INVESTIGADORES
MARCIANO Sebastian
artículos
Título:
Diagnosis, treatment and evolution of the Budd-Chiari syndrome: a single center experience
Autor/es:
SOLARI J; BANDI JC; GALDAME O.; SEBASTIAN MARCIANO; MULLEN E; GARCIA MR; NUCIFORA E; DE SANTIBAÑES E; ADRIAN GADANO
Revista:
ACTA GASTROENTEROLOGICA LATINOAMERICANA.
Editorial:
SOCIEDAD ARGENTINA DE GASTROENTEROLOGÍA
Referencias:
Año: 2010 p. 225 - 235
ISSN:
0300-9033
Resumen:
INTRODUCTION:The Budd-Chiari syndrome is a low-prevalence disease due to an hepatic outflow obstruction. It is associated with procoagulant status and liver transplantation is one of the therapeutic tools for the treatment.OBJECTIVE:To evaluate the etiology, presenting form, treatment and evolution of patients with Budd-Chiari syndrome.PATIENTS AND METHOD:Ten consecutive adult patients with Budd-Chiari syndrome evaluated from January 1998 to June 2009 were prospectively included. The median follow up was 32.4 months (4-108 months).RESULTS:The mean age of patients was 34 +/- 12 years old. Presentation was acute in 1 patient, chronic in 2 and subacute in 7. The mean time from consultation to diagnosis was 4 +/- 2 days.
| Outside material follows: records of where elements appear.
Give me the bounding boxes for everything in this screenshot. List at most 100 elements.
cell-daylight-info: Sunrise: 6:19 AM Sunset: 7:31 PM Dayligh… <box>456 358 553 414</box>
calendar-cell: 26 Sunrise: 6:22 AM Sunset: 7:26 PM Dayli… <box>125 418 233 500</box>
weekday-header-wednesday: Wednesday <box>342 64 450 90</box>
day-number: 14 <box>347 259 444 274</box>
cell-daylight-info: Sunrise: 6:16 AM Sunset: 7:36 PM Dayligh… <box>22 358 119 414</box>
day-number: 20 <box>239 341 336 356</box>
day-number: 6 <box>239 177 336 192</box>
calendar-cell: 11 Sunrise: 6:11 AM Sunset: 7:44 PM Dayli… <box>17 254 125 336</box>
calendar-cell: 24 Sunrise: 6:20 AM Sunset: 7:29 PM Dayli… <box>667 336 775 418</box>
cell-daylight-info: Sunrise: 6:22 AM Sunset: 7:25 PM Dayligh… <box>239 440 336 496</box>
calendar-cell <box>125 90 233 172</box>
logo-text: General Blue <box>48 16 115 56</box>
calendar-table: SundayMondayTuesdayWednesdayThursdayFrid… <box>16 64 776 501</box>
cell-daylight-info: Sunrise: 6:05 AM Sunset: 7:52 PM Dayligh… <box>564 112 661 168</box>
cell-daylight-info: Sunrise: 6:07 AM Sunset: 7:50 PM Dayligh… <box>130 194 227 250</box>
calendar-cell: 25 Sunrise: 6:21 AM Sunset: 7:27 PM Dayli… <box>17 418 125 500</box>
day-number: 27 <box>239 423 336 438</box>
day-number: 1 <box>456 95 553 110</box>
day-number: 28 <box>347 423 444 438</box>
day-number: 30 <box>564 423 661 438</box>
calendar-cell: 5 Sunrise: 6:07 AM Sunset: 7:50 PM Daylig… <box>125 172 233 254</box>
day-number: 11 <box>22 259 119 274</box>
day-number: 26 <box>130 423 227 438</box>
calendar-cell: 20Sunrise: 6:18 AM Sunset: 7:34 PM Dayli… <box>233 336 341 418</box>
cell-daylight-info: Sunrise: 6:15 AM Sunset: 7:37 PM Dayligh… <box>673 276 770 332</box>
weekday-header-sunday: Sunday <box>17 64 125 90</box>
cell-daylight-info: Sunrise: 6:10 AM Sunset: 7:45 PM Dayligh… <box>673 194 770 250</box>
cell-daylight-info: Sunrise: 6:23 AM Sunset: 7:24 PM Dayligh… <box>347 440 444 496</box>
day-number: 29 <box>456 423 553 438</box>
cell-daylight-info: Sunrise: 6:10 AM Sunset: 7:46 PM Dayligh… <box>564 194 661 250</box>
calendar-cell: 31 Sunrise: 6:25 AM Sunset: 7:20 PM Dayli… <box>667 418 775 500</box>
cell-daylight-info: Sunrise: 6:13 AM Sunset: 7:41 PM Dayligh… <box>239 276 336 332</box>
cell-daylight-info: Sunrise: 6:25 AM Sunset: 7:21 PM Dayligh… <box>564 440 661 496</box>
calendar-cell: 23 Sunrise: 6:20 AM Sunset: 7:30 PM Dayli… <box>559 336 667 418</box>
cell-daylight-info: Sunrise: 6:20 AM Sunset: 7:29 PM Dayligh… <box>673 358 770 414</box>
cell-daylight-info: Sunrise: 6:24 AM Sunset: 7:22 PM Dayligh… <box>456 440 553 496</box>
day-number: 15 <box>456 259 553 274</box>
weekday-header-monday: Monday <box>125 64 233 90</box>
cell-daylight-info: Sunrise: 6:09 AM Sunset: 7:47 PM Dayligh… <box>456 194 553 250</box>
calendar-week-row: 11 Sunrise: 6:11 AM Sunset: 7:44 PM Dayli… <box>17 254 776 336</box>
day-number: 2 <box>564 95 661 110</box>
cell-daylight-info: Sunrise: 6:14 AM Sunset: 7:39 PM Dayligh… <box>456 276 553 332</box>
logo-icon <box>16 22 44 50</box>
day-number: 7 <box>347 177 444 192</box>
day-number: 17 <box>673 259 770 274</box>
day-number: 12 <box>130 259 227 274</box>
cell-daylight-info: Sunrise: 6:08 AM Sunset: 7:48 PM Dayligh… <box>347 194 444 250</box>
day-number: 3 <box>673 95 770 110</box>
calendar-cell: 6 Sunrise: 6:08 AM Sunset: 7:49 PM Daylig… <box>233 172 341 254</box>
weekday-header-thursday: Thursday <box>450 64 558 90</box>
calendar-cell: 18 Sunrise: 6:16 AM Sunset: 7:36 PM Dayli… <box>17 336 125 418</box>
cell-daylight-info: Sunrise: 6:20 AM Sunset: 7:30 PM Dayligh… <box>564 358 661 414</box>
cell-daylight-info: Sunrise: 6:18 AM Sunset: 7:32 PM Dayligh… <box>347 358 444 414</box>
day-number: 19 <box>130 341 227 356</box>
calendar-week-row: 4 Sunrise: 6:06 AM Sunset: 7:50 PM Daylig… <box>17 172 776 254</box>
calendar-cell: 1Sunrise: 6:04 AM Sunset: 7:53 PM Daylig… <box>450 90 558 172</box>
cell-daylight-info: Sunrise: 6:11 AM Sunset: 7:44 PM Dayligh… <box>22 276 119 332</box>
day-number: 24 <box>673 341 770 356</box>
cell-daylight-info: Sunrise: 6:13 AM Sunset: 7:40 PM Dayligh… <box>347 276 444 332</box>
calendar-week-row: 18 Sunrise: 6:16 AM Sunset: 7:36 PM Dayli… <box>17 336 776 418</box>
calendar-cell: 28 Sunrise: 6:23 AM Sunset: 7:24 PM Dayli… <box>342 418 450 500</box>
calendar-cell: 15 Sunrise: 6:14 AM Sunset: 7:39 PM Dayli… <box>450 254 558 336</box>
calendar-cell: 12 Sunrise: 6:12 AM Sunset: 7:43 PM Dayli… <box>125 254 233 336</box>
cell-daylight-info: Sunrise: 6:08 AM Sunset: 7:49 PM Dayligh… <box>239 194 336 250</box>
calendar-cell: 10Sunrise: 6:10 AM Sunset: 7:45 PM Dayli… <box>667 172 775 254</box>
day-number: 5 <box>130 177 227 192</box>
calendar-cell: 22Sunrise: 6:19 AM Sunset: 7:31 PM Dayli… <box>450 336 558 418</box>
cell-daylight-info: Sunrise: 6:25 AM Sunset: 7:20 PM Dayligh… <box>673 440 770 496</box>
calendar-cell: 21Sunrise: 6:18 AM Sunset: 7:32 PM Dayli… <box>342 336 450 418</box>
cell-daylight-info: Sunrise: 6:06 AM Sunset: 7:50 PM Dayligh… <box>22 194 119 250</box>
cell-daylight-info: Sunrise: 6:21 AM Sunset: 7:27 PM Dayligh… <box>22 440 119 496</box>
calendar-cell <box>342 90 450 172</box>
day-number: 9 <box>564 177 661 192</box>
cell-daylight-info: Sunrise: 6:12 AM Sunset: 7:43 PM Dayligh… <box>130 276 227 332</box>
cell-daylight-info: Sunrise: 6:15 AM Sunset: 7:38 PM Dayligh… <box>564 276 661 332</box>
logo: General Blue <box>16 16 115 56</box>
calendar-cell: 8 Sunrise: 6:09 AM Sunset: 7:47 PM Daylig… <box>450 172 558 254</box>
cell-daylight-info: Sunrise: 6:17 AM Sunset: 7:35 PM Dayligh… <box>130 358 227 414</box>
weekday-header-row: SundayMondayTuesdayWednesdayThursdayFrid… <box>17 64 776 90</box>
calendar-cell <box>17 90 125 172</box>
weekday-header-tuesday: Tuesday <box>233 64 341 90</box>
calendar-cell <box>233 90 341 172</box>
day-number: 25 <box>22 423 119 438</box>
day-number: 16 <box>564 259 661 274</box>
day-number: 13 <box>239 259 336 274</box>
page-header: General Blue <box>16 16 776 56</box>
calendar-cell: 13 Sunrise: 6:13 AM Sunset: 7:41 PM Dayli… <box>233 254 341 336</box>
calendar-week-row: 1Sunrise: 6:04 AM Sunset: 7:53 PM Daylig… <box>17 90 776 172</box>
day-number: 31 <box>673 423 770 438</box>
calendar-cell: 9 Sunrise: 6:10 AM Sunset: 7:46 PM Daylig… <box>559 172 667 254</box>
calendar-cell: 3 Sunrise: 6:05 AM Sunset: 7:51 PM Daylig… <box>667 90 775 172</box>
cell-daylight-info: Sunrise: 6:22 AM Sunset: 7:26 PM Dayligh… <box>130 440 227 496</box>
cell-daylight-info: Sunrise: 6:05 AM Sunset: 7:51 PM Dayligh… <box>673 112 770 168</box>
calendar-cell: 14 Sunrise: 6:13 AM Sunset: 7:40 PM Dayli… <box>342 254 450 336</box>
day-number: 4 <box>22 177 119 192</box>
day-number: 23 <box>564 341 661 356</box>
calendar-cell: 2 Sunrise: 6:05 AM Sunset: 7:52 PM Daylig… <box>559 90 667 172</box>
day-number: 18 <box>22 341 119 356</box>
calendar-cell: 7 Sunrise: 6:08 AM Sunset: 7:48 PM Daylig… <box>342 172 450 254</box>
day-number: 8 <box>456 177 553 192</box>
Clinical manifestations were splenomegaly in 8 patients, malnutrition in 7, ascites in 6 and encephalopathy in 4. Diagnosis was confirmed by angiography in all cases. Initial prothrombin concentration was < 30% in 3 patients, 31% to 50% in 5, and > 50% in 2; hematocrit was > 45% in 5 patients and platelet count was > 400.000/mm3 in 6. MELD distribution at diagnosis was < or = 13 points in 4 patients, between 14 and 16 points in 5 and > or = 17 points in 1. Policytemia vera was detected in 7 patients, essential thrombocythemia in 1 and positive lupus inhibitor in 4. Nine patients were anticoagulated after diagnosis. Angioplasthy was required in 1 patient and 6 were treated with a transjugular intrahepatic portosystemic shunt. Death occurred in 1 patient due to gastrointestinal bleeding. Two patients were transplanted.CONCLUSION:In our experience all patients with Budd-Chiari syndrome have a procoagulant status. The transjugular intrahepatic portosystemic shunt is effective in treating this syndrome and liver transplantation should be reserved for patients who are refractory to other therapeutics.